Kozak Yaylası’nın bereketli topraklarında doğan Mehmet Gündoğan, zeytinin beyaz çekirdekleriyle başlayıp, yeşile, neftiye ve sonra siyaha dönen renklerini izleyerek büyümüş. Zeytin ağacıyla arasındaki hikayenin güçlü temellerini Yeniköy’de sevdiklerinin temel gıda ve günlük ihtiyaçlarını karşılayan cömert bir aile üyesi olduğunu fark ettiğinde atmış. Zeytin ağacı, zeytiniyle, yağıyla, sabunuyla, hatta gölgesiyle hayatlarının her anında bir aile büyüğü gibi yanı başlarındaymış.
BU TUTKUYA KARŞILIKSIZ KALMADI
Hayatın doğal akışıyla kendisini bambaşka bir sektörde çalışırken bulduğunda bile zeytin ağacı sırtını dayayabildiği bir yol arkadaşıymış. Hala cömert nimetleriyle evlerine şifa ve lezzet katıyor, yakınlarındaki dostlarına dahi ikram edebildikleri armağanlar sunuyormuş. Bu armağanları çok beğenen ve devamlılığını sağlaması için teşvik eden Cunda Çataltepe’deki dostları sayesinde, zeytin ağaçlarından oluşan ailesini büyütme kararı vermiş. Aileye yeni katılan zeytin ağaçlarıyla birlikte artık bu tutkuya karşılıksız kalamayıp tüm hayatını zeytin ve ağaçlarına göre şekillendirmeye başlamış. Zeytin ağacıyla arasındaki bu bağın artık işi de olması gerektiğini anladığında da ortaya ‘Nefti’ çıkmış.

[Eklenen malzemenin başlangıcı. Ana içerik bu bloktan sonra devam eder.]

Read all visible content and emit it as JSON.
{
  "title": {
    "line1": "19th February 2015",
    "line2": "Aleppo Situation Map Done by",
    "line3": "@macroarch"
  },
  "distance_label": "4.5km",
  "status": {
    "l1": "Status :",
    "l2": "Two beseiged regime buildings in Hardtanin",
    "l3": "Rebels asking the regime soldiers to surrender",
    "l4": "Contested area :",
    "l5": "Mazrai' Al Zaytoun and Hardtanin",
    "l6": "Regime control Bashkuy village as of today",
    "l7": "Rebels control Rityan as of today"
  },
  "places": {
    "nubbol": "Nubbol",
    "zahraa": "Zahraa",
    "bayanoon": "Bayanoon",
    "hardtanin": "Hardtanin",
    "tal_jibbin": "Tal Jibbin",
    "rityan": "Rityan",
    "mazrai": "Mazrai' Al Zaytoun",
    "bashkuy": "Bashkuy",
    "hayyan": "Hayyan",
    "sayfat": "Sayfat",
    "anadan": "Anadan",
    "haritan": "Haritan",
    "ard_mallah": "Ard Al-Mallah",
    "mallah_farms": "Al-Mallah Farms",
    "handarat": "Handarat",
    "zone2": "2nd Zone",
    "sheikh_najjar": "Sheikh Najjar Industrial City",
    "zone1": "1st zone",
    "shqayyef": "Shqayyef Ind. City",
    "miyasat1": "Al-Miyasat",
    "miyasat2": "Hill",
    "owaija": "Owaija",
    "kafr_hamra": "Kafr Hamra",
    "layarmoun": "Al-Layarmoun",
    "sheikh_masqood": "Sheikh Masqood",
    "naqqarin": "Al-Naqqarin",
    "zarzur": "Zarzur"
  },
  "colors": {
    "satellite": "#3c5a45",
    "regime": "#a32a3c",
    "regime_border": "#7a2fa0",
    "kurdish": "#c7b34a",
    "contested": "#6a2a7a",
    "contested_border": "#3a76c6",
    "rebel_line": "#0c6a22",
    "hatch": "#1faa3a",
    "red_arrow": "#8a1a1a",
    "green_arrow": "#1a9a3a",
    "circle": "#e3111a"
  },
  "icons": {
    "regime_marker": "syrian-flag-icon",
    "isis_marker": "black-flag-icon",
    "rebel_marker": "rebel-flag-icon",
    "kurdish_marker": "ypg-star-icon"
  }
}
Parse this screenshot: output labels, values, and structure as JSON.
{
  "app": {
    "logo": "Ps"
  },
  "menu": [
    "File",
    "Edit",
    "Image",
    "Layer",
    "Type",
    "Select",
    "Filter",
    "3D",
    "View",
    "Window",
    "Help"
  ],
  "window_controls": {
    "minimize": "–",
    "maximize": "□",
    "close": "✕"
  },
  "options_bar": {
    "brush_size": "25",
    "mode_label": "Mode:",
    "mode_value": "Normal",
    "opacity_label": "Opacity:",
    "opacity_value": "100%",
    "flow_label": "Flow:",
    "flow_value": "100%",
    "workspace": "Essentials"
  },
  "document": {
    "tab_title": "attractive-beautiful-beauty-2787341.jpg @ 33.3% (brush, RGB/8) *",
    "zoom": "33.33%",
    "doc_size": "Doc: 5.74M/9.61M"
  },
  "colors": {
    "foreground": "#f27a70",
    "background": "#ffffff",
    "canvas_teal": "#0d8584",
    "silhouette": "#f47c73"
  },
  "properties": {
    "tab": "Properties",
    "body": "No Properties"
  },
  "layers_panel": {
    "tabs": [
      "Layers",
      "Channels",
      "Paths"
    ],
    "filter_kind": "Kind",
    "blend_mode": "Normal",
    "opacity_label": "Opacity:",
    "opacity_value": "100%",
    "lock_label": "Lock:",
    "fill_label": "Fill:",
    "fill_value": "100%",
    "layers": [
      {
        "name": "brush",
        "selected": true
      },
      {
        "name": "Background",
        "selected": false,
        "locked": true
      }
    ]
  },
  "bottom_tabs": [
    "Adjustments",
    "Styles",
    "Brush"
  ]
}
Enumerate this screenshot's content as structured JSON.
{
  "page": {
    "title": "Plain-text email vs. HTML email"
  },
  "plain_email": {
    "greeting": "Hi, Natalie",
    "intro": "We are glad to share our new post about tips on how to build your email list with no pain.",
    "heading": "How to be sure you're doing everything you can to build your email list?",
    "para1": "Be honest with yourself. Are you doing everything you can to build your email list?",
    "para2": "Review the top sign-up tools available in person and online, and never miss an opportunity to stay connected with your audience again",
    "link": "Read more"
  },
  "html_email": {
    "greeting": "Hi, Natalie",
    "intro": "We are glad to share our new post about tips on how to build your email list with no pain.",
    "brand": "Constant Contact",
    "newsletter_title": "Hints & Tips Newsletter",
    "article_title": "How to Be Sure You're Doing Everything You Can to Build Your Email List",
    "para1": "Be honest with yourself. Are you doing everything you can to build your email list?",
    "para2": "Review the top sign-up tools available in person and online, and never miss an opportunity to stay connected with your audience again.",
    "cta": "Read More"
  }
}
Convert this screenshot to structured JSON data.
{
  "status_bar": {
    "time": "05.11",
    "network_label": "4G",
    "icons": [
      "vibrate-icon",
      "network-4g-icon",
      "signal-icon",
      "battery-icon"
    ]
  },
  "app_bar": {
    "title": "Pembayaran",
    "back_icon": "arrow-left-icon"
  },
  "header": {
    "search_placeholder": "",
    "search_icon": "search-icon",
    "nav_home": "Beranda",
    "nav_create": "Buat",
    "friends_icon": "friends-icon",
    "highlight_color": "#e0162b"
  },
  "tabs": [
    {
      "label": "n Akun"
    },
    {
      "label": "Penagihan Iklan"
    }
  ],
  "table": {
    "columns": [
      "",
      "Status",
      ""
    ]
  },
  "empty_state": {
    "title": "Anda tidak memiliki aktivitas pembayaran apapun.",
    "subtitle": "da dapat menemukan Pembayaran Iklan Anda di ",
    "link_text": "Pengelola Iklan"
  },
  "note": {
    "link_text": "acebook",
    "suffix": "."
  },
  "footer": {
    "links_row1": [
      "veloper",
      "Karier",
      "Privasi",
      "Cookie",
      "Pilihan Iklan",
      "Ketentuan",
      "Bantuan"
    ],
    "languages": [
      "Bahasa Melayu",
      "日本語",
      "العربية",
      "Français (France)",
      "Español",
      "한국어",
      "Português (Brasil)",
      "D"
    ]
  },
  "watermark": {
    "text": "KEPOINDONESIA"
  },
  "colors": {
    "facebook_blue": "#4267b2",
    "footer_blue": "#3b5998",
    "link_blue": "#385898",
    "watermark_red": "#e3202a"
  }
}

HER ZAMAN DAHA İYİ, DAHA ÖZENLİ
Halen farklı bahçelerde 4 bin civarında zeytin ağaçları var. Bu bahçelerden topladıkları zeytinleri güvendikleri bir fabrikada sıktırıyor, ardından depolarındaki krom tanklara boşaltıyorlar. Doğal pamuk filtreden geçirip paketledikten sonra da satış mağazaları, internet siteleri ve e-ticaret kanalları üzerinden satıyorlar. Tamamen butik çalışan bir aile işletmesi olarak hizmet veriyorlar. Şimdilik yurtiçi piyasasına dönük çalışıyorlar.
Mehmet Bey, “Zeytin ağaçlarımızın her birine aile üyemiz gibi baktığımız eşim Nurşen ve oğullarım Murat ile Serhat’tan oluşan küçük ailemizin nasıl büyük bir aile gibi hissettiğinin hikayesini hiç unutmadan, her zaman daha iyi, özenli bir şekilde üretmeye söz veriyoruz” diyor.